Integrating Generative AI in Cybersecurity Education: Case Study Insights on Pedagogical Strategies, Critical Thinking, and Responsible AI Use
Mahmoud Elkhodr, Ergun Gide
TL;DR
This paper addresses the challenge of integrating Generative AI (GenAI) into cybersecurity management education to enhance critical thinking and regulatory awareness. It proposes a two-stage framework that embeds GenAI in tutorials and assessments, demonstrated through three case studies: SecSDLC-based planning, AI-assisted email policy development, and layered security design for financial institutions. Findings show that GenAI-augmented learning improves policy evaluation, risk refinement, and real-world problem solving, while revealing concerns about over-reliance and AI-literacy variation, underscoring the need for human oversight and structured guidance. The study offers a replicable, scalable approach that balances AI-generated insights with expert judgement, with implications for adaptive assessments and long-term competency in cybersecurity education.
Abstract
The rapid advancement of Generative Artificial Intelligence (GenAI) has introduced new opportunities for transforming higher education, particularly in fields that require analytical reasoning and regulatory compliance, such as cybersecurity management.

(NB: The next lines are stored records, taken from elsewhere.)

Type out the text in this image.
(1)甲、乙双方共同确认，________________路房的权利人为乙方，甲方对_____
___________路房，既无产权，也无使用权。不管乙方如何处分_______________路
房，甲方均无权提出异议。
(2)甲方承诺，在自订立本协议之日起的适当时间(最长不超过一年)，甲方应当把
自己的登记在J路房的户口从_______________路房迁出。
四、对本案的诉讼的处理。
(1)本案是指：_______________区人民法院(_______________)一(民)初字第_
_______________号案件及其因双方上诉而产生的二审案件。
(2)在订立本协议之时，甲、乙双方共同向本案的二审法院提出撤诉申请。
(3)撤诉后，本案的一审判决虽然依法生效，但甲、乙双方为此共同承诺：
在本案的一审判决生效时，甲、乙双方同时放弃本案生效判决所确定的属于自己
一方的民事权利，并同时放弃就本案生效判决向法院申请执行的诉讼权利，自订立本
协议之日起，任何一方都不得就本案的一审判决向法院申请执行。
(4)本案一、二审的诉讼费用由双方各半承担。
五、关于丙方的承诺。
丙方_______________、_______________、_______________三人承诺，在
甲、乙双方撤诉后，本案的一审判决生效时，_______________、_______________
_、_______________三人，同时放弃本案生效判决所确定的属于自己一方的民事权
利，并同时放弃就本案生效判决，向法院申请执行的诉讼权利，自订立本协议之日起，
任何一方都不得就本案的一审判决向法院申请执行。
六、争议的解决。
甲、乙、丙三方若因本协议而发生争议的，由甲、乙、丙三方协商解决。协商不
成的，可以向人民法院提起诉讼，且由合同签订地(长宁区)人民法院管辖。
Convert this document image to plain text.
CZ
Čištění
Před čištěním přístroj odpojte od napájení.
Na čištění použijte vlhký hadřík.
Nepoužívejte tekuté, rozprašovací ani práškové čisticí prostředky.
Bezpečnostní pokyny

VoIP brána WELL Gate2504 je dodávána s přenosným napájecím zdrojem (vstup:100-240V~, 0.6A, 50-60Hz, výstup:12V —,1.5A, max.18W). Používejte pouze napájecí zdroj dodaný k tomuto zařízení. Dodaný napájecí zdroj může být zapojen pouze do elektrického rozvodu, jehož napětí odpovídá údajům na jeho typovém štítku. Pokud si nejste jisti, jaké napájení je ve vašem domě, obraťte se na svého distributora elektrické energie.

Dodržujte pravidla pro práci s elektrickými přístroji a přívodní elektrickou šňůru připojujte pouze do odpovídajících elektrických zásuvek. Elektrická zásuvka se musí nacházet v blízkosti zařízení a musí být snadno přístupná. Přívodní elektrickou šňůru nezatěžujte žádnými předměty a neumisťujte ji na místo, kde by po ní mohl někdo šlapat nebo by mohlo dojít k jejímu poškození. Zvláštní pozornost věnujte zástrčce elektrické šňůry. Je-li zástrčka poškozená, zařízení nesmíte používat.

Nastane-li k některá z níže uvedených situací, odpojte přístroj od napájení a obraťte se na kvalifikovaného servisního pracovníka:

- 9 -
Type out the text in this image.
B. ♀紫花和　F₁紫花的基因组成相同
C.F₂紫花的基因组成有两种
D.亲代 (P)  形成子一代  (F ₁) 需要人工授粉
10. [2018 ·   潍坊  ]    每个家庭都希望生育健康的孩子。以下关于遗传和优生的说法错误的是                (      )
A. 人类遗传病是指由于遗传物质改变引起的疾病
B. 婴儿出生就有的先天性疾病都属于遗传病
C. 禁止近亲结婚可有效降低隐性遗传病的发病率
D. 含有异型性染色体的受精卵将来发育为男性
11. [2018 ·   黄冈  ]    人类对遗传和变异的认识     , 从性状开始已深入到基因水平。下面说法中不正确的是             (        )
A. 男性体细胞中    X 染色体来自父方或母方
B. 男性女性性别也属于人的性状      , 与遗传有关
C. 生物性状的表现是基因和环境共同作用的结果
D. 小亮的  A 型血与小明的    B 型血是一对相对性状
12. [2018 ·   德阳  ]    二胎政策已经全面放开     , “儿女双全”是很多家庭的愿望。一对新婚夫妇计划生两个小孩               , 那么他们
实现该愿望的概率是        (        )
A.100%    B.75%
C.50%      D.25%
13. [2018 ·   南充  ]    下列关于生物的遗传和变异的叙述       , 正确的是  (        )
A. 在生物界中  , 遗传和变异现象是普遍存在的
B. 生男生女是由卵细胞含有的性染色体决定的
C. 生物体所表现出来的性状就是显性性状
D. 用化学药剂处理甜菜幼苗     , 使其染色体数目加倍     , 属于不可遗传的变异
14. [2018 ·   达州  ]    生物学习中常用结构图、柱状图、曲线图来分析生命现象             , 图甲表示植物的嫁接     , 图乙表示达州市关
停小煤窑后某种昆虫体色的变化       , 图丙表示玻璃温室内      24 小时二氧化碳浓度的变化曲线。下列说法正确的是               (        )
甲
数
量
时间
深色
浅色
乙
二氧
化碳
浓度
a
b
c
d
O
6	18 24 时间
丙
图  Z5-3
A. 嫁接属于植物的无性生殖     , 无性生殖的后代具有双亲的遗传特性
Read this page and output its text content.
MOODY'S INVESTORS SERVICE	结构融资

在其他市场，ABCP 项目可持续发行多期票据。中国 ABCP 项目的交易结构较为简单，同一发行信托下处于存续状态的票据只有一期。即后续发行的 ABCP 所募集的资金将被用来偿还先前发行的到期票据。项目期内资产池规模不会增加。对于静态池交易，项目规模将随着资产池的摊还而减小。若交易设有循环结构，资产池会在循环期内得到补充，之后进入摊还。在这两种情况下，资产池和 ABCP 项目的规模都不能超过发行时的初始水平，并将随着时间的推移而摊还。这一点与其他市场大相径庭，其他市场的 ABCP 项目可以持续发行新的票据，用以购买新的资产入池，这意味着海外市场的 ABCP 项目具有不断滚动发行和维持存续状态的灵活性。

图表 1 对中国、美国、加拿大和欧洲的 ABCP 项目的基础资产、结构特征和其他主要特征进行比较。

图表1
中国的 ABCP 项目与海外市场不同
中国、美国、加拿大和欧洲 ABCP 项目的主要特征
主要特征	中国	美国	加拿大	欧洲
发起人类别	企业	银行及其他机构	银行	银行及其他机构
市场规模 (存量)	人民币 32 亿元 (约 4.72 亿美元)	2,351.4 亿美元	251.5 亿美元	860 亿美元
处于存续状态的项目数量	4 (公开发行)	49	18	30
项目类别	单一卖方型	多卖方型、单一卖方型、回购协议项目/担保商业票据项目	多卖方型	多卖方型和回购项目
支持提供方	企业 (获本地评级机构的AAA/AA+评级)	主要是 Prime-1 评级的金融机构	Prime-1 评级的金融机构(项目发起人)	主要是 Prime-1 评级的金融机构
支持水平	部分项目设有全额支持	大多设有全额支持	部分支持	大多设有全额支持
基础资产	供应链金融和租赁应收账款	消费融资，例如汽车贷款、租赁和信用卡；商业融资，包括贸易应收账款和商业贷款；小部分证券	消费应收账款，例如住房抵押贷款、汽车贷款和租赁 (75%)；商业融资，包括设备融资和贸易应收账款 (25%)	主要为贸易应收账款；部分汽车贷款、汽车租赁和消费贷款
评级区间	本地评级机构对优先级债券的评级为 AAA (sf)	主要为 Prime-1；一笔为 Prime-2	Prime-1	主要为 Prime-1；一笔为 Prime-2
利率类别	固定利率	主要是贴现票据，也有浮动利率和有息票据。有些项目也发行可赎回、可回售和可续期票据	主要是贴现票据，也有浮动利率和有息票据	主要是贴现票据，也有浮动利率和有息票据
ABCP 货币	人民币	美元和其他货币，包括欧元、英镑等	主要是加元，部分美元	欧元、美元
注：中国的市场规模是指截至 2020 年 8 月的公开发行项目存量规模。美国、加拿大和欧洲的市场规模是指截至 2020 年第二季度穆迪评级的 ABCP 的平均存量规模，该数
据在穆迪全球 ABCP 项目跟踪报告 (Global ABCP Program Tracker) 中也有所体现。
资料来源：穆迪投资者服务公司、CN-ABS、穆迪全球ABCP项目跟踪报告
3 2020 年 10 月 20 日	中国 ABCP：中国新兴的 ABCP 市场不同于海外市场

This study presents a structured framework for integrating GenAI tools into cybersecurity education, demonstrating their role in fostering critical thinking, real-world problem-solving, and regulatory awareness. The implementation strategy followed a two-stage approach, embedding GenAI within tutorial exercises and assessment tasks. Tutorials enabled students to generate, critique, and refine AI-assisted cybersecurity policies, while assessments required them to apply AI-generated outputs to real-world scenarios, ensuring alignment with industry standards and regulatory requirements. Findings indicate that AI-assisted learning significantly enhanced students' ability to evaluate security policies, refine risk assessments, and bridge theoretical knowledge with practical application. Student reflections and instructor observations revealed improvements in analytical engagement, yet challenges emerged regarding AI over-reliance, variability in AI literacy, and the contextual limitations of AI-generated content. Through structured intervention and research-driven refinement, students were able to recognize AI strengths as a generative tool while acknowledging its need for human oversight. This study further highlights the broader implications of AI adoption in cybersecurity education, emphasizing the necessity of balancing automation with expert judgment to cultivate industry-ready professionals. Future research should explore the long-term impact of AI-driven learning on cybersecurity competency, as well as the potential for adaptive AI-assisted assessments to further personalize and enhance educational outcomes.